The trial court conducted a charge hearing outside the presence of the jury.  Appellant requested that the trial court include in its charge the lesser-included offense of sexual assault, but the trial court denied this request.  After the charge conference, the defense rested.  The trial court’s charge to the jury included a special issue regarding the use or exhibition of a deadly weapon.  After deliberating, the jury found appellant guilty as charged in the indictment, but did not find that the defendant used or exhibited a deadly weapon during the commission of the offense.

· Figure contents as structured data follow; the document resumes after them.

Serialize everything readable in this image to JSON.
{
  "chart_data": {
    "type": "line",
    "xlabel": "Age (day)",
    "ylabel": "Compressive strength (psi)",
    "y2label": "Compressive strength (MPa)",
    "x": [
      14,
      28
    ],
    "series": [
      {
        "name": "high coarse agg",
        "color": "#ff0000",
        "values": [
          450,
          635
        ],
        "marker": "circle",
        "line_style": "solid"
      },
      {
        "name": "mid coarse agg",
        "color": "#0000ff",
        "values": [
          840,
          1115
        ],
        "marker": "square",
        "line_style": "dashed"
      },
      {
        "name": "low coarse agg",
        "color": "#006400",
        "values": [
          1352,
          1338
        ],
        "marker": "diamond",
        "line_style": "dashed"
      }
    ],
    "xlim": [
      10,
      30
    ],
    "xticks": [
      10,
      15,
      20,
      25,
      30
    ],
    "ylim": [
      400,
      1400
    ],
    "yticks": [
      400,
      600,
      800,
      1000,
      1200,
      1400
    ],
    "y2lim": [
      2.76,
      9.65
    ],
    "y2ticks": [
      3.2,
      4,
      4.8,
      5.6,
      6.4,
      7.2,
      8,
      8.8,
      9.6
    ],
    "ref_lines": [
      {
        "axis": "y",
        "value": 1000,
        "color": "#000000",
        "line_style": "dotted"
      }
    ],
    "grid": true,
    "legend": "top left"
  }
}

Before the punishment phase of appellant’s trial, the court conducted a brief hearing on appellant’s motion to suppress filed in a related case (cause number 1079415).  Rather than hearing evidence, the trial court, which had already heard evidence on the motion in the related case, permitted the attorneys to argue the relevant issues.  Appellant’s counsel reminded the court that appellant had “invoked his Fifth Amendment rights” by asking for counsel during his first interview with the police  The officers stopped the interview and left, but returned the next day to speak to appellant regarding several other cases.  They recorded this interview.  Several times during the interview, after the officers read appellant his statutory warnings, he waived his rights and agreed to talk with them.  Following argument of counsel, the trial court denied appellant’s motion to suppress.